Why New Year's resolutions fail and 3 things that create real change
- jatkins738
- Jan 16
- 3 min read

Every year, many of us begin with genuine intention.
We decide to be better with money. More disciplined. More organised. More intentional. We set goals, make plans and promise ourselves that this time will be different.
And yet, for so many capable, thoughtful people, those resolutions quietly unravel. Sometimes quickly. Sometimes slowly. It leaves us asking ourselves why it feels so hard when we know what we should be doing.
The answer isn’t laziness, lack of motivation or willpower. It’s that resolutions focus on behaviour, while the real drivers sit underneath.
Why New Year’s resolutions don’t work
Resolutions assume that change happens through effort and discipline. If we just try harder, stay focused and stick to the plan, things will fall into place.
But most people who struggle to sustain change aren’t short on effort. Many are highly capable. They manage careers, families, complex decisions and competing priorities every day.
When change doesn’t stick, it’s rarely because someone didn’t want it badly enough. It’s because behaviour is being asked to change without understanding what’s shaping it.

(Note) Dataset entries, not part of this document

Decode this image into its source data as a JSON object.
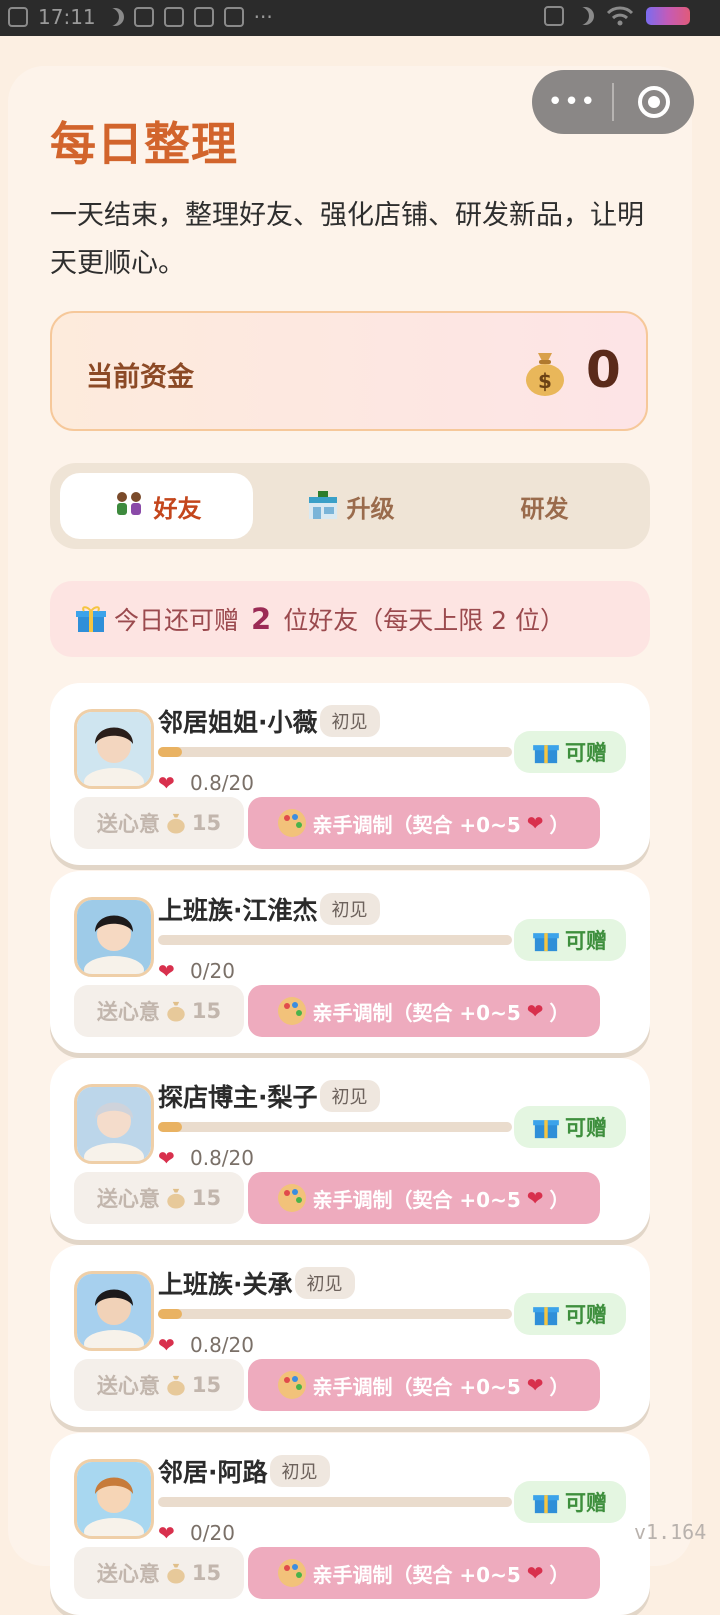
{
  "status_bar": {
    "time": "17:11"
  },
  "header": {
    "title": "每日整理",
    "subtitle": "一天结束，整理好友、强化店铺、研发新品，让明天更顺心。"
  },
  "funds": {
    "label": "当前资金",
    "value": "0"
  },
  "tabs": [
    {
      "label": "好友",
      "active": true
    },
    {
      "label": "升级",
      "active": false
    },
    {
      "label": "研发",
      "active": false
    }
  ],
  "notice": {
    "prefix": "今日还可赠",
    "count": "2",
    "suffix": "位好友（每天上限 2 位）"
  },
  "friends": [
    {
      "name": "邻居姐姐·小薇",
      "tag": "初见",
      "score": "0.8/20",
      "progress": 0.04,
      "status": "可赠",
      "gift_label": "送心意",
      "gift_cost": "15",
      "craft_label": "亲手调制（契合 +0~5",
      "craft_end": "）"
    },
    {
      "name": "上班族·江淮杰",
      "tag": "初见",
      "score": "0/20",
      "progress": 0,
      "status": "可赠",
      "gift_label": "送心意",
      "gift_cost": "15",
      "craft_label": "亲手调制（契合 +0~5",
      "craft_end": "）"
    },
    {
      "name": "探店博主·梨子",
      "tag": "初见",
      "score": "0.8/20",
      "progress": 0.04,
      "status": "可赠",
      "gift_label": "送心意",
      "gift_cost": "15",
      "craft_label": "亲手调制（契合 +0~5",
      "craft_end": "）"
    },
    {
      "name": "上班族·关承",
      "tag": "初见",
      "score": "0.8/20",
      "progress": 0.04,
      "status": "可赠",
      "gift_label": "送心意",
      "gift_cost": "15",
      "craft_label": "亲手调制（契合 +0~5",
      "craft_end": "）"
    },
    {
      "name": "邻居·阿路",
      "tag": "初见",
      "score": "0/20",
      "progress": 0,
      "status": "可赠",
      "gift_label": "送心意",
      "gift_cost": "15",
      "craft_label": "亲手调制（契合 +0~5",
      "craft_end": "）"
    }
  ],
  "version": "v1.164"
}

Behaviour is the surface. Patterns are the roots.
What we do with money doesn’t happen in isolation. Our decisions are influenced by:
Beliefs about responsibility and safety
Emotional responses learned early in life
Roles we’ve unconsciously adopted
Values like loyalty, generosity, independence or fairness
These patterns often operate quietly in the background. We may not realise they’re there, only that certain situations feel disproportionately stressful or hard to navigate.
So, when we resolve to just do things differently, it often collides with a deeper internal rule about how we stay safe, valued or needed.
Without addressing that tension, change becomes exhausting.
What works instead of New Year’s resolutions
Sustainable change doesn’t come from stricter rules or higher standards. It comes from a different starting point.
Below are three approaches that consistently lead to lasting change, particularly when it comes to money.
1. Awareness before action
Most resolutions jump straight to action:
I’ll save more
I’ll be stricter
I’ll finally get on top of this
But action without awareness often repeats the same patterns in a new form.
Awareness means noticing when stress or guilt shows up, which situations reliably trigger overthinking or avoidance and the internal role you step into under pressure.
That moment of recognition is powerful. When behaviour makes sense, shame loosens its grip. And when shame softens, our choice expands.
Change becomes possible because it’s informed, not forced.
2. Understanding patterns over fixing behaviour
Many people believe they need to “fix” their money behaviour. But behaviour usually isn’t broken, it’s protective.
Avoidance often protects from overwhelm. Over-giving protects from conflict. Over-researching protects from uncertainty.
When we treat these behaviours as problems, we end up fighting ourselves. When we treat them as information, something shifts.
Understanding patterns allows you to:
Respond instead of reacting
Make decisions with less second-guessing
Choose differently without self-criticism
This is where change becomes calmer and more sustainable, because you’re working with yourself, not against yourself.
3. Support that creates safety and perspective
Change is much harder in isolation. When people work alone, they often assume everyone else has this sorted but them.
In supportive environments, something different happens. You hear familiar thoughts reflected back in the words of others. You realise your patterns aren’t personal failures, they’re common human responses shaped by experience and values.
That normalisation creates safety and safety is essential for honest reflection and change. Support doesn’t remove responsibility. It creates the conditions for growth.
Why these three things work together
Awareness without support can feel heavy. Support without understanding can feel vague. Understanding without action can stall.
Together, these three elements create momentum. Awareness reveals choice, understanding builds self-trust and support sustains change.
This is why people often notice internal shifts first (more confidence, clarity and steadiness) before external outcomes change.
A different way to begin
Instead of asking:
What should I be doing differently?
How do I stick to it this time?
Try starting with:
What tends to show up for me when things feel uncomfortable?
What is this pattern trying to protect?
What would change if I understood myself better here?
This isn’t about lowering standards or abandoning goals. It’s about choosing an approach that works over the longer-term.
You don’t need more discipline. You don’t need to try harder. You just need a different starting point.